Without giving away the whole story (and really, I do recommend this book, so charming), Mary's hard little Grinchy heart begins to grow when she meets a robin. A robin! No wonder I loved this book when I was a kid. "It actually gave Mary a queer feeling in her heart, because he was so pretty and cheerful and seemed so like a person ... The robin hopped about, busily pecking the soil, and now and then stopped... Mary thought his black dewdrop eyes gazed at her with great curiosity. It really seemed as if he were finding out all about her. The queer feeling in her heart increased." There are many adventures: a delightful boy named Dickon who is an animal-charmer and has squirrels, a crow, a fox for companions; a spoiled, rude, crippled boy who is redeemed; a garden that they bring back to life -- over the course of which Mary loses her sourness, becomes happy, full, loving.
But the chief charm of this book for me is what the children refer to as Magic.
When Mary found this garden, it looked quite dead... Then something began pushing things out of the soil and making things out of nothing. One day things weren't there and another they were... I keep saying to myself, 'What is it? What is it?' It's something. It can't be nothing! I don't know its name, so I call it Magic. I have never seen the sun rise..., but from what they tell me I am sure that is Magic, too. Something pushes it up and draws it. Sometimes since I've been in the garden and looked up through the trees at the sky and I have had a strange feeling of being happy as if something were pushing and drawing in my chest and making me breathe fast. Magic is always pushing and drawing and making things out of nothing. Everything is made out of Magic, leaves and trees, flowers and birds, badgers and foxes and squirrels and people. So it must be all around us. In this garden -- in all the places.And of course, of course, this garden is within us, as well as without us.

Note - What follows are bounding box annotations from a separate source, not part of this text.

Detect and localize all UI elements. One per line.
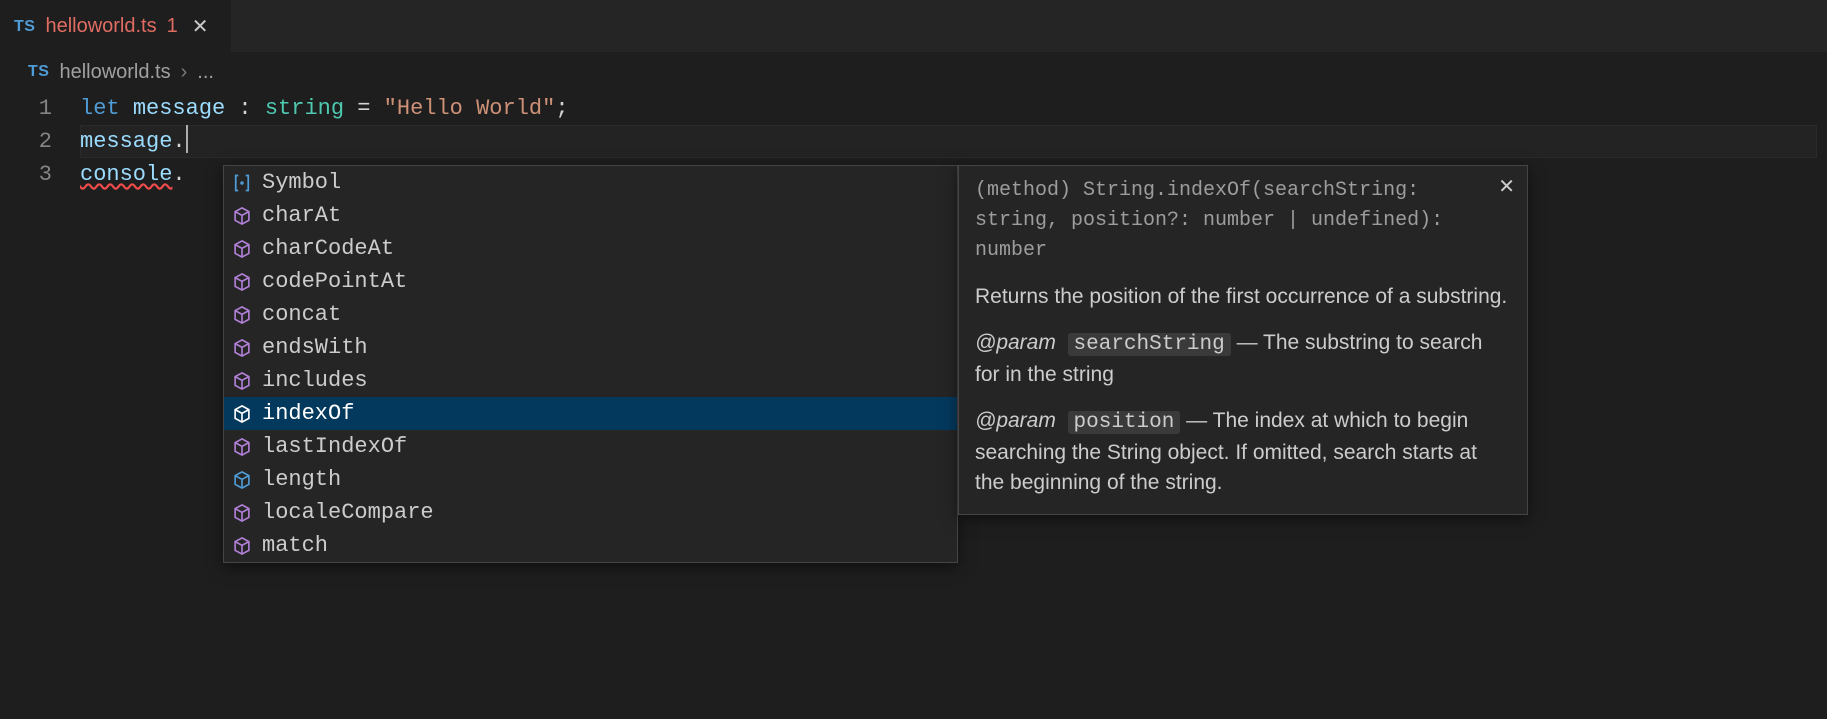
typescript-icon: TS [14, 18, 35, 36]
doc-description: Returns the position of the first occurr… [975, 282, 1511, 312]
breadcrumb-rest: ... [197, 61, 214, 84]
field-icon [232, 470, 252, 490]
suggestion-label: match [262, 533, 328, 558]
close-icon[interactable]: ✕ [1498, 174, 1515, 199]
method-icon [232, 503, 252, 523]
method-signature: (method) String.indexOf(searchString: st… [975, 176, 1511, 266]
suggestion-item[interactable]: includes [224, 364, 957, 397]
doc-param: @param searchString — The substring to s… [975, 328, 1511, 390]
token-punctuation: ; [555, 92, 568, 125]
method-icon [232, 305, 252, 325]
tab-helloworld[interactable]: TS helloworld.ts 1 ✕ [0, 0, 231, 52]
doc-param: @param position — The index at which to … [975, 406, 1511, 498]
token-punctuation: . [172, 125, 185, 158]
param-tag: @param [975, 331, 1056, 354]
suggestion-item[interactable]: charCodeAt [224, 232, 957, 265]
suggestion-label: includes [262, 368, 368, 393]
suggestion-label: lastIndexOf [262, 434, 407, 459]
suggestion-item[interactable]: charAt [224, 199, 957, 232]
suggestion-label: indexOf [262, 401, 354, 426]
method-icon [232, 206, 252, 226]
suggestion-item[interactable]: Symbol [224, 166, 957, 199]
suggestion-item[interactable]: indexOf [224, 397, 957, 430]
suggestion-item[interactable]: concat [224, 298, 957, 331]
method-icon [232, 338, 252, 358]
method-icon [232, 536, 252, 556]
breadcrumb[interactable]: TS helloworld.ts › ... [0, 52, 1827, 92]
intellisense-popup[interactable]: Symbol charAt charCodeAt codePointAt concat e… [223, 165, 958, 563]
token-operator: = [344, 92, 384, 125]
breadcrumb-file: helloworld.ts [59, 61, 170, 84]
suggestion-item[interactable]: length [224, 463, 957, 496]
code-line[interactable]: 1 let message : string = "Hello World" ; [0, 92, 1827, 125]
method-icon [232, 437, 252, 457]
interface-icon [232, 173, 252, 193]
method-documentation: Returns the position of the first occurr… [975, 282, 1511, 498]
token-error: console [80, 158, 172, 191]
typescript-icon: TS [28, 63, 49, 81]
suggestion-item[interactable]: endsWith [224, 331, 957, 364]
method-icon [232, 272, 252, 292]
token-string: "Hello World" [384, 92, 556, 125]
suggestion-label: length [262, 467, 341, 492]
suggestion-item[interactable]: lastIndexOf [224, 430, 957, 463]
line-number: 1 [0, 92, 80, 125]
suggestion-label: charAt [262, 203, 341, 228]
suggestion-label: charCodeAt [262, 236, 394, 261]
tab-bar: TS helloworld.ts 1 ✕ [0, 0, 1827, 52]
code-line[interactable]: 2 message . [0, 125, 1827, 158]
method-icon [232, 404, 252, 424]
token-keyword: let [80, 92, 120, 125]
suggestion-label: localeCompare [262, 500, 434, 525]
suggestion-item[interactable]: localeCompare [224, 496, 957, 529]
close-icon[interactable]: ✕ [188, 14, 213, 39]
tab-problem-count: 1 [167, 15, 178, 38]
method-icon [232, 371, 252, 391]
param-name: position [1068, 411, 1181, 434]
suggestion-label: endsWith [262, 335, 368, 360]
suggestion-label: concat [262, 302, 341, 327]
suggestion-item[interactable]: match [224, 529, 957, 562]
line-number: 3 [0, 158, 80, 191]
param-name: searchString [1068, 333, 1231, 356]
chevron-right-icon: › [181, 61, 188, 84]
line-number: 2 [0, 125, 80, 158]
suggestion-item[interactable]: codePointAt [224, 265, 957, 298]
method-icon [232, 239, 252, 259]
text-cursor [186, 125, 188, 153]
token-type: string [265, 92, 344, 125]
param-tag: @param [975, 409, 1056, 432]
suggestion-label: Symbol [262, 170, 341, 195]
tab-filename: helloworld.ts [45, 15, 156, 38]
suggestion-label: codePointAt [262, 269, 407, 294]
token-punctuation: : [225, 92, 265, 125]
token-punctuation: . [172, 158, 185, 191]
token-variable: message [133, 92, 225, 125]
token-variable: message [80, 125, 172, 158]
intellisense-details: ✕ (method) String.indexOf(searchString: … [958, 165, 1528, 515]
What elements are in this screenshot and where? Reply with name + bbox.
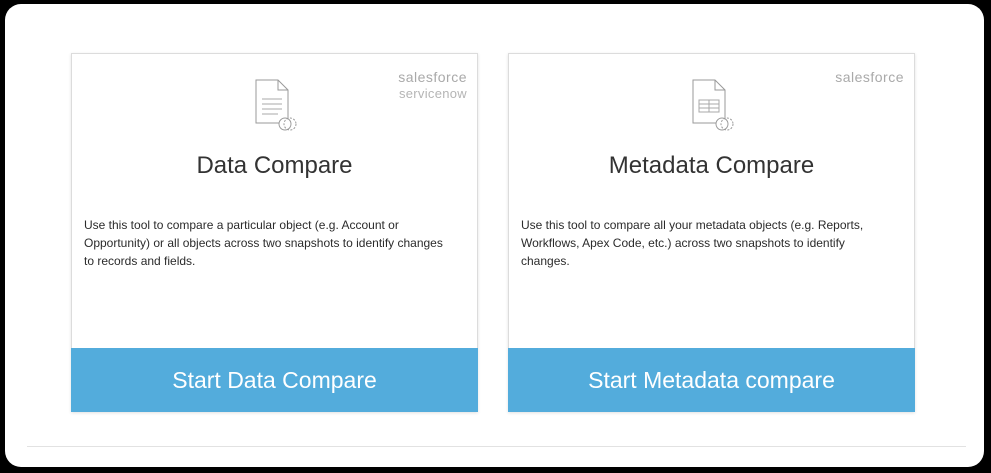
data-compare-card: salesforce servicenow Data Compare Use t… bbox=[71, 53, 478, 412]
card-description: Use this tool to compare all your metada… bbox=[521, 218, 864, 268]
card-title: Metadata Compare bbox=[608, 152, 815, 179]
brand-logos: salesforce servicenow bbox=[398, 68, 467, 102]
document-compare-icon bbox=[255, 79, 296, 131]
start-data-compare-button[interactable]: Start Data Compare bbox=[71, 348, 478, 412]
servicenow-logo: servicenow bbox=[398, 86, 467, 101]
start-metadata-compare-button[interactable]: Start Metadata compare bbox=[508, 348, 915, 412]
divider bbox=[27, 446, 966, 447]
table-document-compare-icon bbox=[692, 79, 733, 131]
app-window: salesforce servicenow Data Compare Use t… bbox=[5, 4, 984, 467]
brand-logos: salesforce bbox=[835, 68, 904, 86]
salesforce-logo: salesforce bbox=[398, 69, 467, 85]
card-description: Use this tool to compare a particular ob… bbox=[84, 218, 443, 268]
metadata-compare-card: salesforce Metadata Compare Use this too… bbox=[508, 53, 915, 412]
salesforce-logo: salesforce bbox=[835, 69, 904, 85]
card-title: Data Compare bbox=[196, 152, 353, 179]
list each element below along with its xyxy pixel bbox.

And then this morning, in the new book I'm reading, The Yoga of Discipline by Swami Chidvilasananda: "At the heart of the universe, Gurumayi says, lies supreme bliss, and to live in the experience of this bliss is the highest expression of human nature." This bliss is the very Magic found in the garden, that "strange feeling of being happy as if something were pushing and drawing in my chest." Sometimes it takes a robin to make us see it. Or a lovely story like Hodgson Burnett's.
Such a wonderful reminder, thanks to the former Mistress Mary Quite Contrary:
So long as Mistress Mary's mind was full of disagreeable thoughts about her dislikes and sour opinions of people and her determination not to be pleased by or interested in anything, she was a yellow-faced, sickly, bored, and wretched child. Circumstances, however, were very kind to her, though she was not at all aware of it. They began to push her about for her own good. When her mind gradually filled itself with robins, and moorland cottages crowded with children, ... with springtime and with secret gardens coming alive day by day, and also with a moor boy and his 'creatures,' there was no room left for the disagreeable thoughts which affected her liver and her digestion and made her yellow and tired... Two things cannot be in one place. Where you tend a rose, my lad, a thistle cannot grow.May we all tend our roses, and fill our minds with robins and springtime. Truly we are surrounded by and made of Magic. How grateful I am to Frances Hodgson Burnett for the hours of childhood and recent joy she has given me, one hundred years after she published this story. Super big Magic!
1 comment:
Those two books - I must have read them 10 times each as a girl! Thanks for sharing this and I am now inspired to go back and read them again!